After reading yet another piece written by someone who is gainfully employed about the unemployment crisis, I ingested a rather large piece of humble pie and decided to address the issue in first person.
Like many of my unemployed 40- and 50-something marketing colleagues, I've been on a job hunt for the better part of a year. During that time, I've had consulting projects here and there that temporarily pay the bills. I have never filed for unemployment, deciding to dig into my bank account rather than get my own personal government bailout. And I pray a lot, hoping that around the corner, somewhere will be a professional "forever family" that wants to benefit from my talents and wealth of expertise.

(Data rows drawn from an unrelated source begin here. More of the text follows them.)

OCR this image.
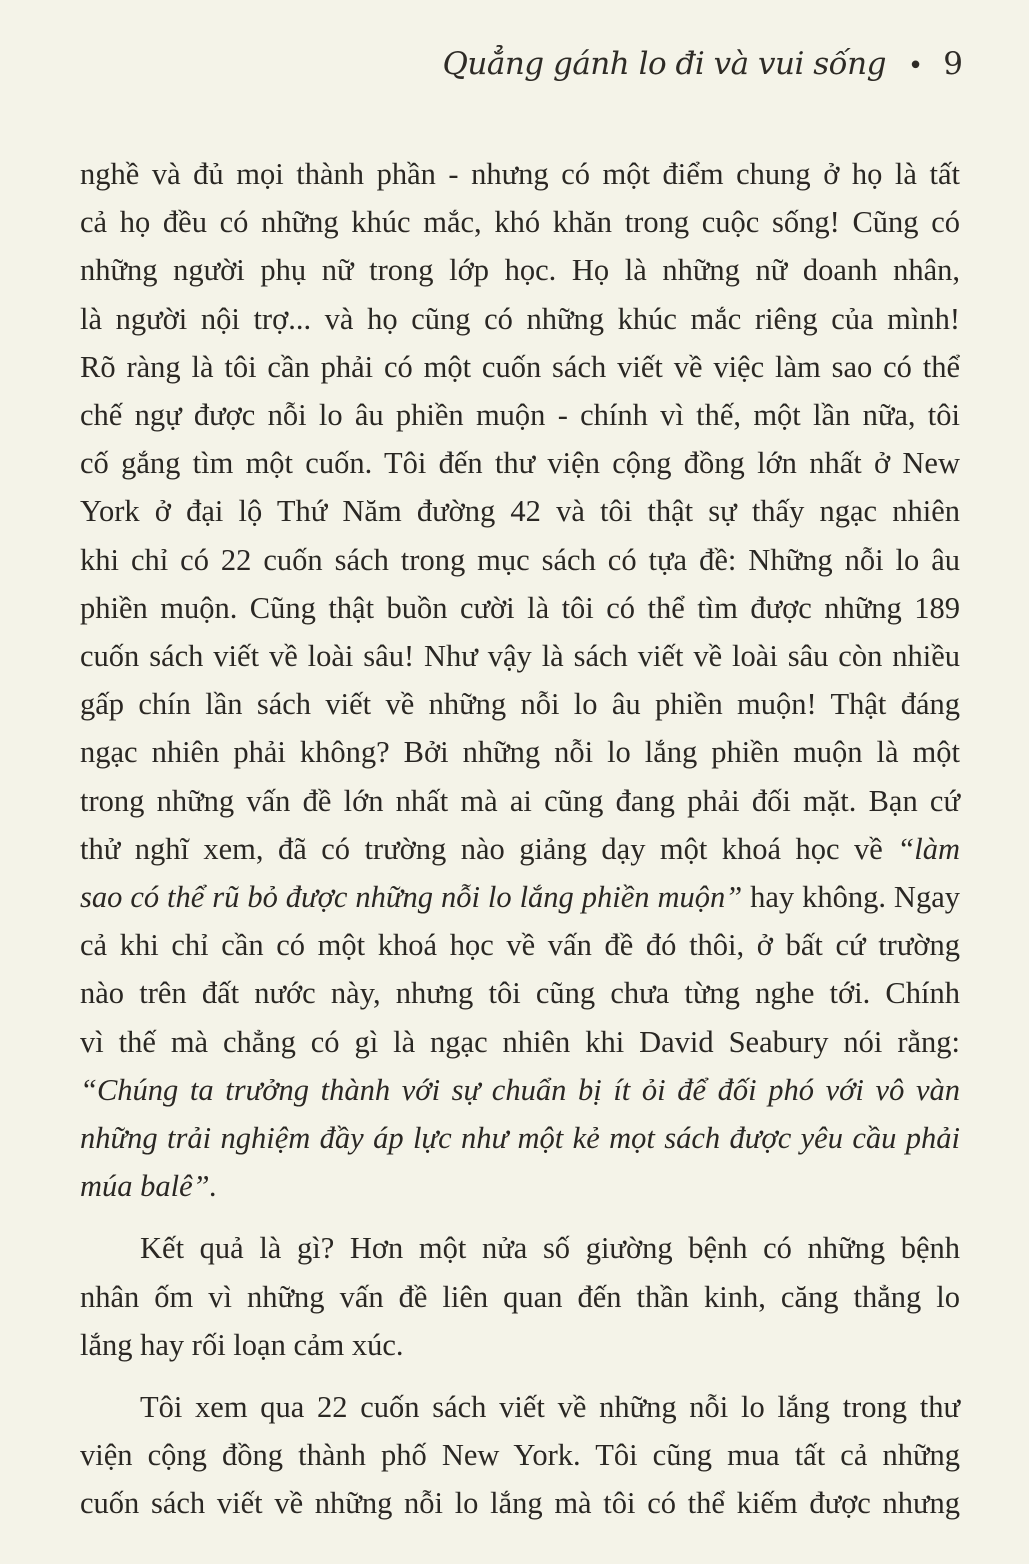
Quẳng gánh lo đi và vui sống • 9
nghề và đủ mọi thành phần - nhưng có một điểm chung ở họ là tất
cả họ đều có những khúc mắc, khó khăn trong cuộc sống! Cũng có
những người phụ nữ trong lớp học. Họ là những nữ doanh nhân,
là người nội trợ... và họ cũng có những khúc mắc riêng của mình!
Rõ ràng là tôi cần phải có một cuốn sách viết về việc làm sao có thể
chế ngự được nỗi lo âu phiền muộn - chính vì thế, một lần nữa, tôi
cố gắng tìm một cuốn. Tôi đến thư viện cộng đồng lớn nhất ở New
York ở đại lộ Thứ Năm đường 42 và tôi thật sự thấy ngạc nhiên
khi chỉ có 22 cuốn sách trong mục sách có tựa đề: Những nỗi lo âu
phiền muộn. Cũng thật buồn cười là tôi có thể tìm được những 189
cuốn sách viết về loài sâu! Như vậy là sách viết về loài sâu còn nhiều
gấp chín lần sách viết về những nỗi lo âu phiền muộn! Thật đáng
ngạc nhiên phải không? Bởi những nỗi lo lắng phiền muộn là một
trong những vấn đề lớn nhất mà ai cũng đang phải đối mặt. Bạn cứ
thử nghĩ xem, đã có trường nào giảng dạy một khoá học về “làm
sao có thể rũ bỏ được những nỗi lo lắng phiền muộn” hay không. Ngay
cả khi chỉ cần có một khoá học về vấn đề đó thôi, ở bất cứ trường
nào trên đất nước này, nhưng tôi cũng chưa từng nghe tới. Chính
vì thế mà chẳng có gì là ngạc nhiên khi David Seabury nói rằng:
“Chúng ta trưởng thành với sự chuẩn bị ít ỏi để đối phó với vô vàn
những trải nghiệm đầy áp lực như một kẻ mọt sách được yêu cầu phải
múa balê”.
Kết quả là gì? Hơn một nửa số giường bệnh có những bệnh
nhân ốm vì những vấn đề liên quan đến thần kinh, căng thẳng lo
lắng hay rối loạn cảm xúc.
Tôi xem qua 22 cuốn sách viết về những nỗi lo lắng trong thư
viện cộng đồng thành phố New York. Tôi cũng mua tất cả những
cuốn sách viết về những nỗi lo lắng mà tôi có thể kiếm được nhưng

I have been very fortunate and blessed in my career. I've won my fair share of awards, judged industry competitions, addressed conferences and I've even written a few books. Brandwashed: Why the Shopper Matters More Than What You're Selling has been well received and (thank God) is selling, but as any author will tell you, publishing business books isn't a guaranteed trip to Easy Street.
I'm considered an industry expert, and have worked in every consumer and trade channel known to man. As the Chief Creative Officer at a top tier agency, I advised blue chip companies including PepsiCo, Hershey's, Wal-Mart, Princess Cruises and a host of others. I owned a marketing agency and sold it, too, along the way. Now, when companies and agencies I reach out to take the time to respond (many don't) I'm told I'm overqualified (read "too old") rather than deeply experienced with a strong track record of moving sales for clients.
Refusing to be washed up at 40-something, (the marketing agency business is a young man's game) I've tried a host of ways to dive back into the job force. I've Linked In and blogged and published books and reached out to old friends (many in the same boat as I am) in an attempt to get back to the work I love. I've volunteered to relocate to just about anywhere, and take on just about any creative function on the corporate or agency side. And still, the gal who likes to make cash registers ring can't seem to do the same for her iPhone.
I'm a firm believer that God gives gifts. I love what I do for a living, and was given a gift to do it quite well. Marketing for me was a calling more than an employment avenue, and I miss the day-to-day of it desperately.
I never thought, in my wildest dreams, that I would be one of the faces of the unemployed in America. I had thought I would die like Grandma Moses did, a pencil in hand well into my 80s. I'm certainly not throwing in the towel, my Midwestern sensibilities wouldn't allow it. But I am considering that I might have to walk away from over 20 years of experience and find a different line of work. And what a personal and professional shame that would be.